# Picked our lion up today: in transit photo



## Fixx (May 6, 2006)

:whistling2:


----------



## rakpeterson (Oct 10, 2007)

Madness!!


----------



## weeminx (Oct 28, 2006)

:lol2:

if you look carefully the lion is smiling:whistling2:


----------



## Fixx (May 6, 2006)

rakpeterson said:


> Madness!!


I agree, not only is it madness but it is totally irresponsible in my view, the bloke on the motorbike should have been wearing a crash helmet and he should not have been overtaking there.


----------



## weeminx (Oct 28, 2006)

a dont see any seatbelts either..................damn that avatar:bash:


----------



## rakpeterson (Oct 10, 2007)

not to mention the bloke who must be standing in the pit to take the photo!


----------



## peaches (Apr 3, 2007)

I thought it was going to be a lion in a transit van :blush:






(Actually dreamt about you rehoming a lion other night)


----------



## Fixx (May 6, 2006)

peaches said:


> I thought it was going to be a lion in a transit van :blush:
> (Actually dreamt about you rehoming a lion other night)
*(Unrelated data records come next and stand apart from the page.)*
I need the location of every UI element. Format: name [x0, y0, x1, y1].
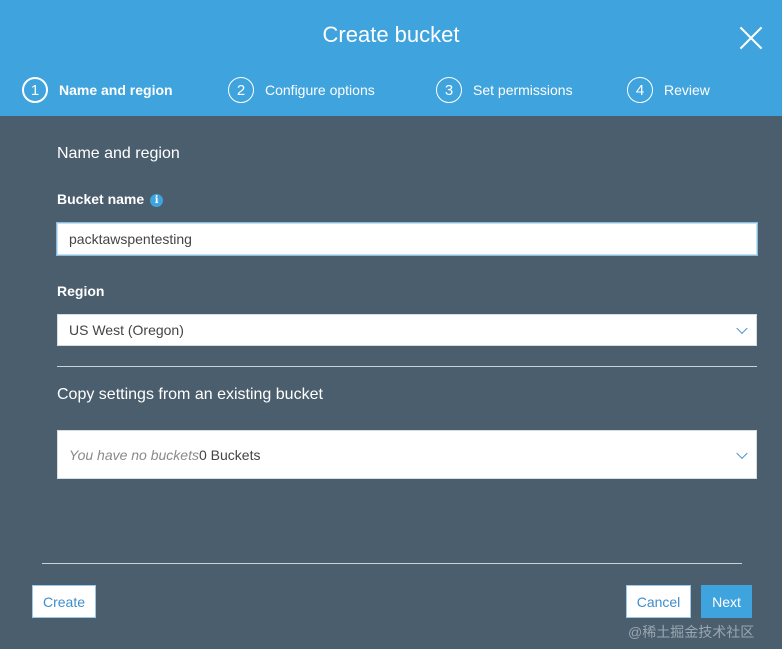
info-icon[interactable]: i	[150, 194, 164, 207]
region-selected-value: US West (Oregon)	[69, 322, 184, 338]
step-number-circle: 2	[228, 77, 254, 103]
step-label: Set permissions	[473, 82, 573, 98]
dialog-title: Create bucket	[322, 22, 460, 47]
section-title: Name and region	[57, 145, 180, 162]
step-name-and-region[interactable]: 1 Name and region	[22, 76, 173, 104]
divider	[57, 366, 757, 367]
region-select[interactable]: US West (Oregon)	[57, 314, 757, 346]
step-label: Name and region	[59, 82, 173, 98]
create-button[interactable]: Create	[32, 585, 96, 618]
footer-divider	[42, 563, 742, 564]
step-number-circle: 1	[22, 77, 48, 103]
bucket-name-input[interactable]	[57, 223, 757, 255]
step-set-permissions[interactable]: 3 Set permissions	[436, 76, 573, 104]
copy-settings-select[interactable]: You have no buckets 0 Buckets	[57, 430, 757, 479]
chevron-down-icon	[736, 322, 748, 335]
cancel-button[interactable]: Cancel	[626, 585, 691, 618]
copy-settings-placeholder: You have no buckets	[69, 446, 199, 463]
step-configure-options[interactable]: 2 Configure options	[228, 76, 375, 104]
chevron-down-icon	[736, 447, 748, 459]
region-label: Region	[57, 283, 105, 299]
next-button[interactable]: Next	[701, 585, 752, 618]
step-number-circle: 3	[436, 77, 462, 103]
step-number-circle: 4	[627, 77, 653, 103]
bucket-count: 0 Buckets	[199, 446, 261, 463]
step-label: Review	[664, 82, 710, 98]
dialog-header: Create bucket 1 Name and region 2 Config…	[0, 0, 782, 116]
bucket-name-label-text: Bucket name	[57, 191, 145, 207]
bucket-name-label: Bucket name i	[57, 191, 164, 207]
step-review[interactable]: 4 Review	[627, 76, 710, 104]
copy-settings-title: Copy settings from an existing bucket	[57, 386, 323, 403]
watermark: @稀土掘金技术社区	[628, 624, 755, 640]
close-icon[interactable]	[738, 25, 764, 51]
step-label: Configure options	[265, 82, 375, 98]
:lol2: and how random, Lou's been having odd dreams too.



rakpeterson said:


> not to mention the bloke who must be standing in the pit to take the photo!


Pit? I'll have you know that is the A39 trunk road into Combe Martin, just past Easter Close Cross and has recently been resurfaced with that newfangled tarmacadam by some jolly decent Irish navvies.*



*may not be 100% fact and may contain traces of nuts.


----------



## Sid.lola (Jan 10, 2008)

The old wall of death at The Kursaal


----------



## Gaboon (Jun 20, 2005)

rakpeterson said:


> Madness!!


The exact word that sprung to my mind :lol2:

Gotto love it though! Dont see that happening these days with health and safety the way its become! 

Chucks ahoy!!


----------



## sumpy (Dec 1, 2008)

Fixx said:


> I agree, not only is it madness but it is totally irresponsible in my view, the bloke on the motorbike should have been wearing a crash helmet and he should not have been overtaking there.
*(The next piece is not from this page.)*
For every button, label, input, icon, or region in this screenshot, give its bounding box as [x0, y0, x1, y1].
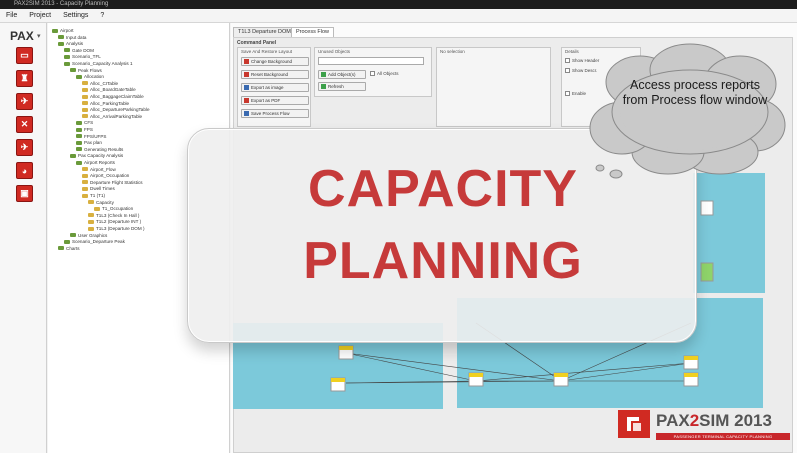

:lol2: funniest thing iv seen all day, thanks!


----------



## Spikebrit (Oct 23, 2006)

Gaboon said:


> The exact word that sprung to my mind :lol2:
> 
> Gotto love it though! Dont see that happening these days with health and safety the way its become!
> 
> Chucks ahoy!!


There are still two wall of deaths travelling around the UK. There was only one but another one stated up last year. 
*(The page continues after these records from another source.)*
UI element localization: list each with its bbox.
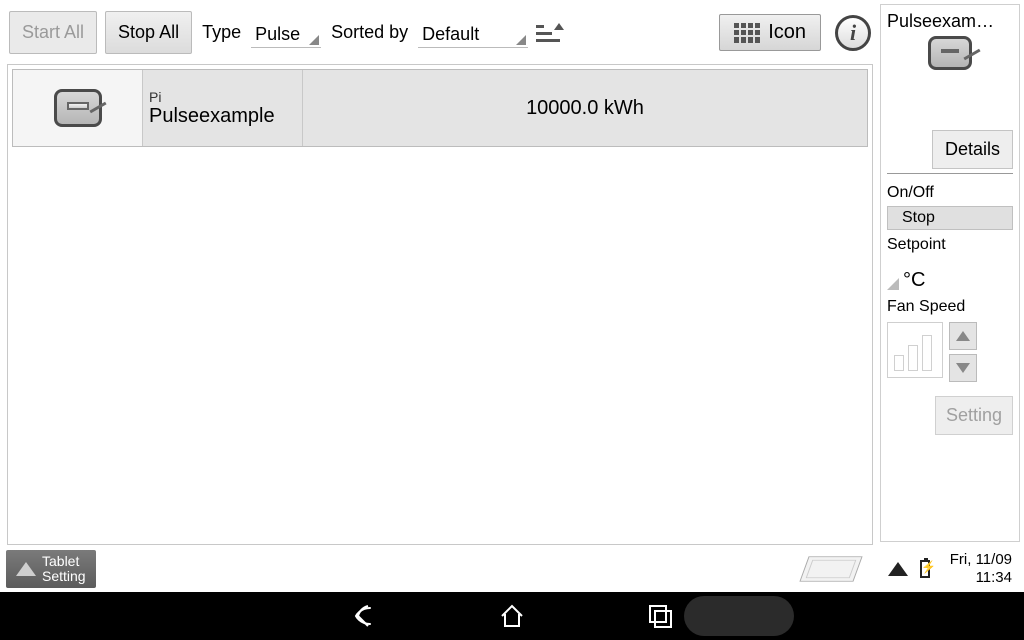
sorted-by-value: Default (422, 24, 479, 45)
details-button[interactable]: Details (932, 130, 1013, 169)
toolbar: Start All Stop All Type Pulse Sorted by … (7, 7, 873, 64)
grid-icon (734, 23, 760, 43)
chevron-down-icon (956, 363, 970, 373)
recent-apps-button[interactable] (646, 602, 674, 630)
fanspeed-down-button[interactable] (949, 354, 977, 382)
device-list: Pi Pulseexample 10000.0 kWh (7, 64, 873, 545)
sort-direction-icon[interactable] (536, 23, 562, 43)
tablet-setting-label-1: Tablet (42, 554, 86, 569)
dropdown-icon (309, 35, 319, 45)
device-tag: Pi (149, 89, 296, 105)
tablet-setting-label-2: Setting (42, 569, 86, 584)
side-title: Pulseexam… (887, 11, 1013, 32)
status-bar: Tablet Setting Fri, 11/09 11:34 (0, 546, 1024, 592)
device-name: Pulseexample (149, 105, 296, 128)
tablet-icon[interactable] (799, 556, 862, 581)
fanspeed-up-button[interactable] (949, 322, 977, 350)
fanspeed-label: Fan Speed (887, 298, 1013, 316)
battery-icon (920, 560, 930, 578)
sorted-by-select[interactable]: Default (418, 18, 528, 48)
back-button[interactable] (350, 602, 378, 630)
dropdown-icon (887, 278, 899, 290)
setpoint-control[interactable]: °C (887, 262, 1013, 292)
device-value: 10000.0 kWh (303, 70, 867, 146)
dropdown-icon (516, 35, 526, 45)
device-thumbnail (13, 70, 143, 146)
type-value: Pulse (255, 24, 300, 45)
info-icon[interactable]: i (835, 15, 871, 51)
wifi-icon (888, 562, 908, 576)
device-icon (928, 36, 972, 70)
side-panel: Pulseexam… Details On/Off Stop Setpoint … (880, 4, 1020, 542)
icon-view-button[interactable]: Icon (719, 14, 821, 51)
onoff-value[interactable]: Stop (887, 206, 1013, 230)
setpoint-label: Setpoint (887, 236, 1013, 254)
arrow-up-icon (16, 562, 36, 576)
android-navbar (0, 592, 1024, 640)
sorted-by-label: Sorted by (329, 22, 410, 43)
side-thumbnail (928, 36, 972, 70)
setpoint-unit: °C (903, 269, 925, 292)
date-text: Fri, 11/09 (930, 551, 1012, 569)
stop-all-button[interactable]: Stop All (105, 11, 192, 54)
main-panel: Start All Stop All Type Pulse Sorted by … (0, 0, 880, 546)
home-button[interactable] (498, 602, 526, 630)
setting-button[interactable]: Setting (935, 396, 1013, 435)
icon-button-label: Icon (768, 21, 806, 44)
recent-pill (684, 596, 794, 636)
type-select[interactable]: Pulse (251, 18, 321, 48)
device-icon (54, 89, 102, 127)
tablet-setting-button[interactable]: Tablet Setting (6, 550, 96, 589)
fanspeed-indicator (887, 322, 943, 378)
clock: Fri, 11/09 11:34 (930, 551, 1018, 587)
start-all-button[interactable]: Start All (9, 11, 97, 54)
list-item[interactable]: Pi Pulseexample 10000.0 kWh (12, 69, 868, 147)
type-label: Type (200, 22, 243, 43)
time-text: 11:34 (930, 569, 1012, 587)
onoff-label: On/Off (887, 184, 1013, 202)
chevron-up-icon (956, 331, 970, 341)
I've seen them a few times now and its bloody awesome to watch. 

I only know as the older one does a show at the bike show my dad organises. ,

jay


----------



## Gaboon (Jun 20, 2005)

Spikebrit said:


> There are still two wall of deaths travelling around the UK. There was only one but another one stated up last year.
> 
> I've seen them a few times now and its bloody awesome to watch.
> 
> ...


I didnt know that, i thought they would have been left in the history books. I bet its a great site, bloody nuts!! 
:lol2:


----------



## Fixx (May 6, 2006)

weeminx said:


> a dont see any seatbelts either..................damn that avatar:bash:


I don't have to have seatbelts, it's a vintage car :whistling2:


----------